– Саша, ты где? Иди, я тебе блинчиков с вареньем дам!
И дала. Редко бывало, но уж если рассердится по-настоящему, свету не будешь рад. Нет, не руками – больше словами достанет.
Первые свои поездки, железную дорогу – видимо, в отцовскую Рачень (в мамину деревню на моей памяти не ездили ни разу) – запомнил через запахи: вареных яиц и мочи (аж глаза щиплет) в туалете. Сама дорога не запечатлелась – как удовольствие. Возможно, потому, что рядом все время ощущал раздраженное беспокойство матери. Не так сел, не то делаешь! «Ты это что!» – резко, чуть не сдернула за руку. Действительно, собрался сесть, как на свой домашний горшок, на грязную, со следами чужих ног, доску в вагонном туалете.

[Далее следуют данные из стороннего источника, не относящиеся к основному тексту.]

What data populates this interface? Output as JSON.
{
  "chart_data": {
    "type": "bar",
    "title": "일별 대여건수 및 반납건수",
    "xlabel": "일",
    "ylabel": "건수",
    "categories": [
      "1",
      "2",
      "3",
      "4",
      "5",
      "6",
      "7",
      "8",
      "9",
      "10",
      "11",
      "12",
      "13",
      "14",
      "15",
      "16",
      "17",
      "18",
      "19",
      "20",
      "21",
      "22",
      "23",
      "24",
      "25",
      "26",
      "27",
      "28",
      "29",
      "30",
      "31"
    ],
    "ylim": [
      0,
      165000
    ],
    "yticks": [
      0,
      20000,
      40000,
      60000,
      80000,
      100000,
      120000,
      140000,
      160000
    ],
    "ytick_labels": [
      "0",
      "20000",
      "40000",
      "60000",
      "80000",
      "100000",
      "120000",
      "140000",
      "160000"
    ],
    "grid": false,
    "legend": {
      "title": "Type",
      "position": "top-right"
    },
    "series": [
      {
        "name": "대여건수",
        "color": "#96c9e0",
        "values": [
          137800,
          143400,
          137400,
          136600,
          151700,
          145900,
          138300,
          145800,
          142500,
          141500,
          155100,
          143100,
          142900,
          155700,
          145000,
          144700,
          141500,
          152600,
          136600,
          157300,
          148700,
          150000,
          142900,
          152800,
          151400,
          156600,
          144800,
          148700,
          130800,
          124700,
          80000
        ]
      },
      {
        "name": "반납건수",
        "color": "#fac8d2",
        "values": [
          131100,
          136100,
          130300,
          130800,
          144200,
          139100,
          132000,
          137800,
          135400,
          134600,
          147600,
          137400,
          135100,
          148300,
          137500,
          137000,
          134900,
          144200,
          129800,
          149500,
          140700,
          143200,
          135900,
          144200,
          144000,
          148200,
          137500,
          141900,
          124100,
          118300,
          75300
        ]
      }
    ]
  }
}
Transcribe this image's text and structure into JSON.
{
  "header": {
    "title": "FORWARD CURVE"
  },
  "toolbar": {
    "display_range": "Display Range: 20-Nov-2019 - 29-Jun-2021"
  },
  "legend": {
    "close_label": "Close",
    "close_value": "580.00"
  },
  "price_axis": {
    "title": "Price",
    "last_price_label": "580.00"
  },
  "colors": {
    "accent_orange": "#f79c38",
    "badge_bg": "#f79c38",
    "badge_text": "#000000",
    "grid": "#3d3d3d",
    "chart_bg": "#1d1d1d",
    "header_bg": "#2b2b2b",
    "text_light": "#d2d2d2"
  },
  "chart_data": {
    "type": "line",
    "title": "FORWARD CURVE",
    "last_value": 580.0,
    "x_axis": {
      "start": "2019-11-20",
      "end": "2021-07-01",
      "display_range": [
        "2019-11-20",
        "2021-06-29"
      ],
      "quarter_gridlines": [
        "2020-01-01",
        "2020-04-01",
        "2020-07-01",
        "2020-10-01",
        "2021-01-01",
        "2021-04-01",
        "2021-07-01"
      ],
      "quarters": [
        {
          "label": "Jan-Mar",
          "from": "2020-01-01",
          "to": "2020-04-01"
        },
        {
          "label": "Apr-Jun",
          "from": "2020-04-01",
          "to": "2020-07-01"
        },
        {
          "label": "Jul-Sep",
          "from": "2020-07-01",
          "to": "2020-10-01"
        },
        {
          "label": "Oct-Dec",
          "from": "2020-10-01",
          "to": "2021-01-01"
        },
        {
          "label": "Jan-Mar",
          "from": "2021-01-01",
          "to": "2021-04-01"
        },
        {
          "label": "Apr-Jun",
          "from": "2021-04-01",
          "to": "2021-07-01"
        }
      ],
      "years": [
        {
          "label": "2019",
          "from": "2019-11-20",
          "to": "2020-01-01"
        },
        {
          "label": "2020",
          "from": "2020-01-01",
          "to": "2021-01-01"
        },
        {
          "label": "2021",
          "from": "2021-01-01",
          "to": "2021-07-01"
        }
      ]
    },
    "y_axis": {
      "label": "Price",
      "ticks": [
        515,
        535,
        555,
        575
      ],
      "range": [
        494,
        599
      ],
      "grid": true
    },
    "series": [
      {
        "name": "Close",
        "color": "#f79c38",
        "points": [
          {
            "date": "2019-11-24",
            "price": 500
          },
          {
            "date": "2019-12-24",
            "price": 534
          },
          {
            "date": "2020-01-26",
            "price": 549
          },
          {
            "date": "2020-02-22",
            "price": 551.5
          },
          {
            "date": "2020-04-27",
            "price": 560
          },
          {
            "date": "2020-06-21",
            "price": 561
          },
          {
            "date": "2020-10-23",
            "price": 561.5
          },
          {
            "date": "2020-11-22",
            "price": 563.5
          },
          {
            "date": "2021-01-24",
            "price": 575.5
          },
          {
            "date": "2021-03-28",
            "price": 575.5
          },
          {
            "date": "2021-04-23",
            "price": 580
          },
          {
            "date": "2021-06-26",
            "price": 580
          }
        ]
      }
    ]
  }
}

Теперь-то понимаю: в нашей матери постоянно жило ожидание катастрофы, какой-то угрозы всем нам. Выражалось это прежде всего в желании одернуть, остановить своих детей – таких неразумных, неоглядчивых. Потому-то улыбка ее, которую так любил, с какого-то времени чужим доставалась чаще, чем нам с братом.
Запомнилось окутанное паром колесо сердитого паровоза, наполовину красное, люди с горящей паклей в руках – все такое огромное в сравнении со мной.
А за этим: деревенский простор, теплое болотце сразу за огородом, крытая соломой отцовская (бабки и деда) хата с удивительным земляным полом, прохладным, по случаю гостей посыпанным желтым песочком. И огромная, желтая от плодов груша под окном, сколько потом перепробовал груш, невольно искал в них полузабытый запах, вкус. И не находил. Возможно, и не груш, а детства был это запах.
* * *
В «Войне под крышами» я с особенным удовольствием писал про нашу забавно гонористую бабку, считавшую, что она, католичка, и с двенадцатью детьми для деда Тодора была завидной невестой. Папин отчим добродушно интересовался:
– Как же это, мати, ты так промахнулась? За меня, мужика, пошла замуж.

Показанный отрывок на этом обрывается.